Gabriel replicó algo. Theo se bajó del taburete y se aproximó a su hermano.

—Gabriel —dijo Theo con voz tonante y amenazadora—. ¿Qué pretendes que haga? ¿Lo mismo que hizo Leonard Bernstein antes de la interpretación con Glenn Gould? ¿Dirigirme al público para explicar que estoy dirigiendo con tu
tempo
en contra de mi propio criterio y de mi manera de entender la música? ¿Es eso lo que pretendes? —en el proceder de Theo había algo artificial, se diría que tenía prevista la escena para darse la oportunidad de contar la anécdota sobre Bernstein y Gould.

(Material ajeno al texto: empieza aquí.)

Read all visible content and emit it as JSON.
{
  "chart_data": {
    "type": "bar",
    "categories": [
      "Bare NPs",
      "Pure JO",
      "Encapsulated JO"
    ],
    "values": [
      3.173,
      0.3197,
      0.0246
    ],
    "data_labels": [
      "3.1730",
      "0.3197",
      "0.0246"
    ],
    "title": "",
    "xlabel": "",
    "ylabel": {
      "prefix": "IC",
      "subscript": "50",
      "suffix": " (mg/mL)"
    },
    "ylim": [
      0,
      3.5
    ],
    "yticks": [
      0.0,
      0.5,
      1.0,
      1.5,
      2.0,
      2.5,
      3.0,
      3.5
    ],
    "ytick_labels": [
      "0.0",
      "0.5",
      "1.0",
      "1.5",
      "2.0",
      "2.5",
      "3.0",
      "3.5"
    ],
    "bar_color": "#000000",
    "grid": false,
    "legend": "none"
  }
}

Gabriel volvió a replicar algo.

—En el próximo ensayo —dictaminó Theo.

Gabriel infló los carrillos, se mesó la barba y expulsó el aire ruidosamente.

—¡Una vez más! —gritó Theo.

Habían interpretado unos cuantos compases cuando las grandes puertas de madera se abrieron de golpe, las luces se encendieron y todos quedaron paralizados. Con gesto de perplejidad, Theo volvió la cabeza hacia la entrada y se quedó mirando de hito en hito al nutrido grupo de personas que irrumpían, junto con las cámaras y los focos de la televisión, en pos de una mujer que iba del brazo del alcalde de Jerusalén, Teddy Kollek. El alcalde entró en la sala con paso lento y pesado, arrastrando los pies y con la cabeza inclinada, como si quisiera asegurarse de no errar el paso sobre el suelo de mármol. Sin mirar ni a derecha ni a izquierda, con su arrugada chaqueta azul de algodón tremolando, ascendió cuidadosamente los escalones que conducían a una fila de asientos en el centro de la sala. La joven lo llevaba asido del brazo y hablaba a voces. Kollek se desplomó en una butaca. Lo seguían un par de cámaras y dos hombres vestidos de mono gris que arrastraban unos focos inmensos.

—Con su permiso, ¿qué pasa aquí? —preguntó Theo con firmeza a la vez que se quitaba las gafas y bajaba del escenario de un salto.

La nena se revolvió en el capazo, Ido succionó el chupete sonoramente y se frotó los ojos con los puños.

—¿Qué pasa aquí? —repitió Theo. Se había detenido junto a la fila de butacas donde estaba acomodado el alcalde.